Today’s data platforms are built on top of tools made for spreadsheet-like analytics, not the petabytes of multimodal data that power AI. As a result, teams waste months on brittle infrastructure instead of conducting research and building their core product. Eventual was founded to make querying any kind of data, images, video, audio, text, as intuitive as working with tables, and powerful enough to scale to production workloads.
Requirements
- 3+ years of experience working with complex infrastructure projects, ideally involving GPUs.
- Experience supporting ML/AI workloads.
- Experience optimising GPU utilisation and job placement through scheduler extensions, such as kube-scheduler plugins, Slurm and Volcano.
- Familiarity and experience with cloud technologies (e.g. AWS S3 etc)
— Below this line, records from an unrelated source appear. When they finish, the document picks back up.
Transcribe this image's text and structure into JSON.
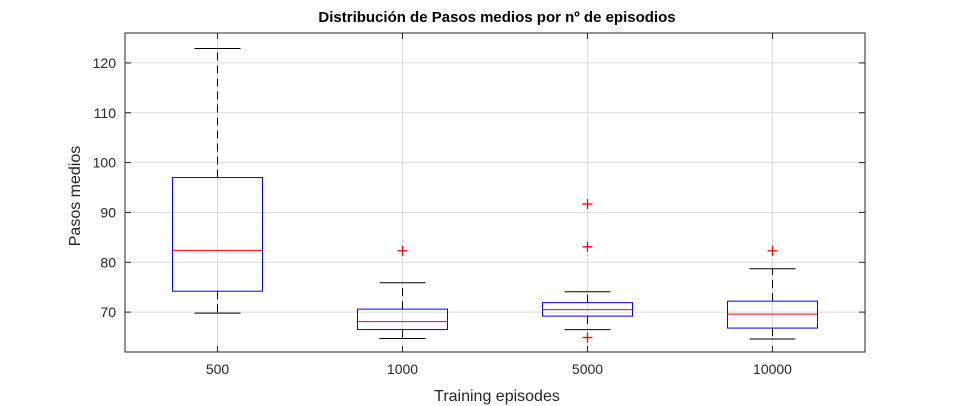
{
  "chart_data": {
    "type": "boxplot",
    "title": "Distribución de Pasos medios por nº de episodios",
    "xlabel": "Training episodes",
    "ylabel": "Pasos medios",
    "categories": [
      "500",
      "1000",
      "5000",
      "10000"
    ],
    "ylim": [
      62,
      126
    ],
    "yticks": [
      70,
      80,
      90,
      100,
      110,
      120
    ],
    "grid": true,
    "boxes": [
      {
        "category": "500",
        "min": 69.8,
        "q1": 74.2,
        "median": 82.4,
        "q3": 97.0,
        "max": 122.9,
        "outliers": []
      },
      {
        "category": "1000",
        "min": 64.7,
        "q1": 66.5,
        "median": 68.1,
        "q3": 70.6,
        "max": 75.9,
        "outliers": [
          82.3
        ]
      },
      {
        "category": "5000",
        "min": 66.5,
        "q1": 69.2,
        "median": 70.5,
        "q3": 71.9,
        "max": 74.1,
        "outliers": [
          91.7,
          83.1,
          64.9
        ]
      },
      {
        "category": "10000",
        "min": 64.6,
        "q1": 66.8,
        "median": 69.6,
        "q3": 72.2,
        "max": 78.7,
        "outliers": [
          82.3
        ]
      }
    ],
    "colors": {
      "box": "#0000ff",
      "median": "#ff0000",
      "whisker": "#000000",
      "outlier": "#ff0000",
      "grid": "#dcdcdc",
      "axis": "#262626"
    }
  }
}
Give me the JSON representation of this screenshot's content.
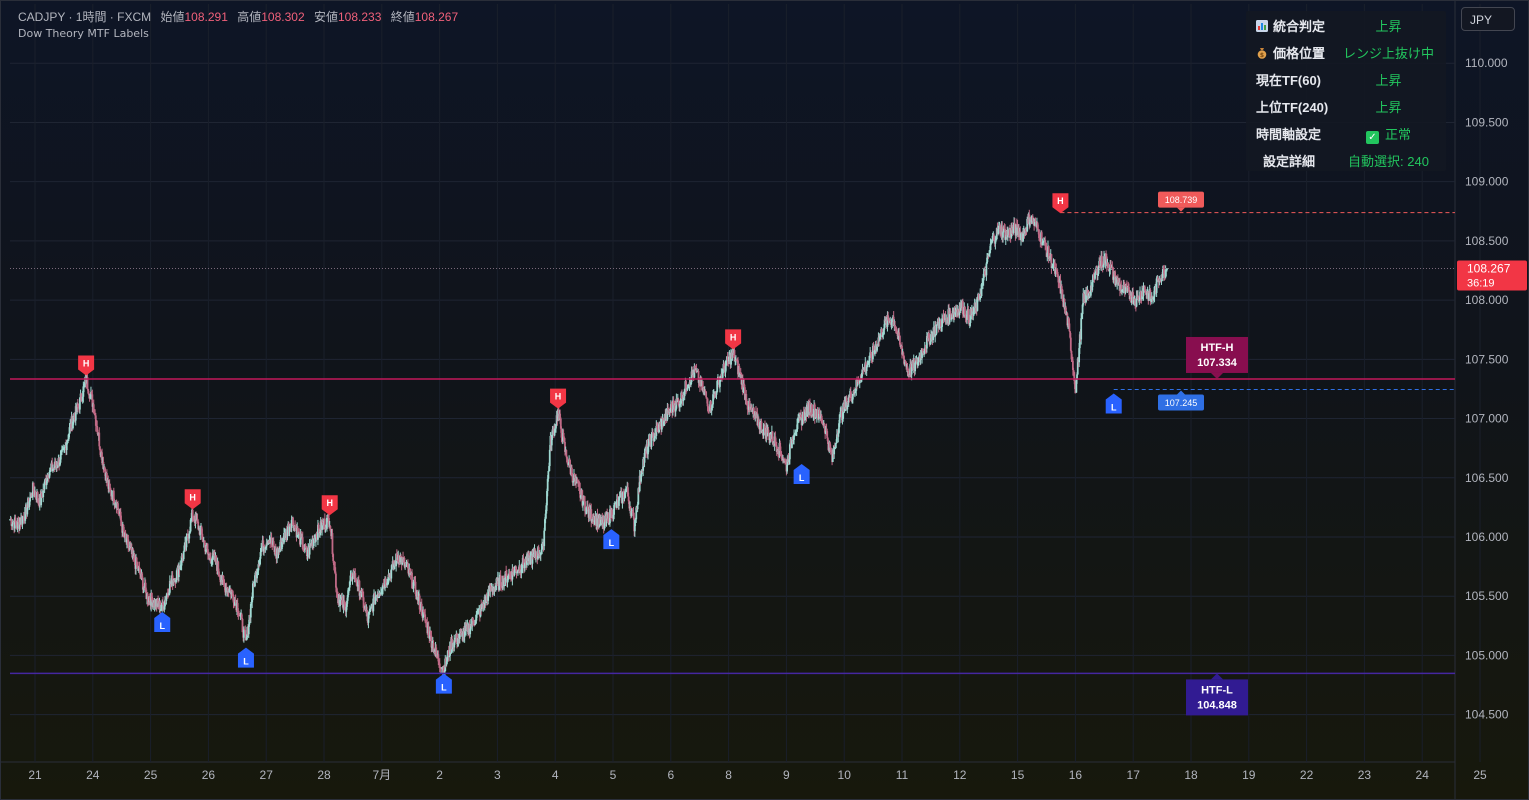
{
  "header": {
    "symbol": "CADJPY · 1時間 · FXCM",
    "open_label": "始値",
    "open": "108.291",
    "high_label": "高値",
    "high": "108.302",
    "low_label": "安値",
    "low": "108.233",
    "close_label": "終値",
    "close": "108.267",
    "indicator_name": "Dow Theory MTF Labels"
  },
  "currency_button": "JPY",
  "info_panel": [
    {
      "label": "統合判定",
      "value": "上昇",
      "icon": "chart-icon"
    },
    {
      "label": "価格位置",
      "value": "レンジ上抜け中",
      "icon": "money-bag-icon"
    },
    {
      "label": "現在TF(60)",
      "value": "上昇"
    },
    {
      "label": "上位TF(240)",
      "value": "上昇"
    },
    {
      "label": "時間軸設定",
      "value": "正常",
      "icon": "check-icon"
    },
    {
      "label": "設定詳細",
      "value": "自動選択: 240"
    }
  ],
  "colors": {
    "up": "#26a69a",
    "down": "#ef5350",
    "high_marker": "#f23645",
    "low_marker": "#2962ff",
    "htf_high": "#880e4f",
    "htf_low": "#311b92",
    "positive_text": "#22c55e",
    "price_tag": "#f23645"
  },
  "chart_data": {
    "type": "candlestick",
    "yaxis": {
      "min": 104.1,
      "max": 110.5,
      "ticks": [
        "104.500",
        "105.000",
        "105.500",
        "106.000",
        "106.500",
        "107.000",
        "107.500",
        "108.000",
        "108.500",
        "109.000",
        "109.500",
        "110.000"
      ]
    },
    "xaxis": {
      "ticks": [
        "21",
        "24",
        "25",
        "26",
        "27",
        "28",
        "7月",
        "2",
        "3",
        "4",
        "5",
        "6",
        "8",
        "9",
        "10",
        "11",
        "12",
        "15",
        "16",
        "17",
        "18",
        "19",
        "22",
        "23",
        "24",
        "25"
      ]
    },
    "last_price": "108.267",
    "countdown": "36:19",
    "path": [
      106.15,
      106.1,
      106.2,
      106.4,
      106.3,
      106.55,
      106.6,
      106.7,
      106.95,
      107.1,
      107.33,
      107.1,
      106.7,
      106.4,
      106.3,
      106.0,
      105.85,
      105.7,
      105.5,
      105.45,
      105.4,
      105.6,
      105.7,
      105.9,
      106.2,
      106.05,
      105.85,
      105.8,
      105.6,
      105.55,
      105.4,
      105.1,
      105.6,
      105.9,
      106.0,
      105.85,
      106.0,
      106.15,
      106.0,
      105.85,
      106.0,
      106.1,
      106.15,
      105.5,
      105.4,
      105.7,
      105.55,
      105.3,
      105.5,
      105.6,
      105.7,
      105.85,
      105.75,
      105.6,
      105.4,
      105.2,
      105.0,
      104.88,
      105.1,
      105.15,
      105.2,
      105.3,
      105.4,
      105.55,
      105.6,
      105.65,
      105.7,
      105.75,
      105.8,
      105.85,
      105.9,
      106.8,
      107.05,
      106.7,
      106.5,
      106.35,
      106.2,
      106.15,
      106.1,
      106.2,
      106.3,
      106.4,
      106.1,
      106.6,
      106.8,
      106.9,
      107.0,
      107.1,
      107.15,
      107.3,
      107.4,
      107.25,
      107.1,
      107.3,
      107.45,
      107.55,
      107.35,
      107.1,
      107.0,
      106.9,
      106.85,
      106.75,
      106.6,
      106.9,
      107.0,
      107.1,
      107.05,
      106.95,
      106.65,
      107.0,
      107.15,
      107.25,
      107.4,
      107.5,
      107.65,
      107.8,
      107.85,
      107.6,
      107.4,
      107.45,
      107.6,
      107.7,
      107.8,
      107.85,
      107.9,
      107.95,
      107.85,
      107.95,
      108.2,
      108.5,
      108.6,
      108.55,
      108.6,
      108.55,
      108.7,
      108.6,
      108.45,
      108.3,
      108.1,
      107.8,
      107.25,
      108.0,
      108.1,
      108.3,
      108.35,
      108.2,
      108.1,
      108.05,
      108.0,
      108.1,
      108.0,
      108.2,
      108.267
    ],
    "swings": [
      {
        "type": "H",
        "price": 107.33
      },
      {
        "type": "L",
        "price": 105.4
      },
      {
        "type": "H",
        "price": 106.2
      },
      {
        "type": "L",
        "price": 105.1
      },
      {
        "type": "H",
        "price": 106.15
      },
      {
        "type": "L",
        "price": 104.88
      },
      {
        "type": "H",
        "price": 107.05
      },
      {
        "type": "L",
        "price": 106.1
      },
      {
        "type": "H",
        "price": 107.55
      },
      {
        "type": "L",
        "price": 106.65
      },
      {
        "type": "H",
        "price": 108.7
      },
      {
        "type": "L",
        "price": 107.245
      }
    ],
    "levels": {
      "htf_high": {
        "label": "HTF-H",
        "value": "107.334",
        "price": 107.334
      },
      "htf_low": {
        "label": "HTF-L",
        "value": "104.848",
        "price": 104.848
      },
      "recent_high": {
        "value": "108.739",
        "price": 108.739
      },
      "recent_low": {
        "value": "107.245",
        "price": 107.245
      }
    }
  }
}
- Experienced with taking a product from ground zero to production.
Responsibilities
- Design and build highly reliable and resilient products and features.
- Work closely with cross-functional product and customer-facing teams to understand requirements and ship thoughtful solutions.
- Write high-quality, extensible, and maintainable code.
- Design and build scalable applications and components.
- Architect and operate Kubernetes clusters optimised for GPU workloads.
- Build multi-tenant and dedicated environments for GPU workloads.
Other
- Please note we're looking for individuals who are excited to be a part of a tight-knit team working together 4 days / week in our SF Mission district office.
- You will work with a tight-knit team that values open communication and cross-functional collaboration.
- While we are an experienced team that can provide constant guidance and mentorship, we value engineers who can autonomously scope and solve difficult technical challenges.
- A unique startup growth mindset of responsibly take on tech debt for velocity and building for future extensibility
- Most importantly, we are looking for someone who works well in small, focused teams with fast iterations and lots of autonomy.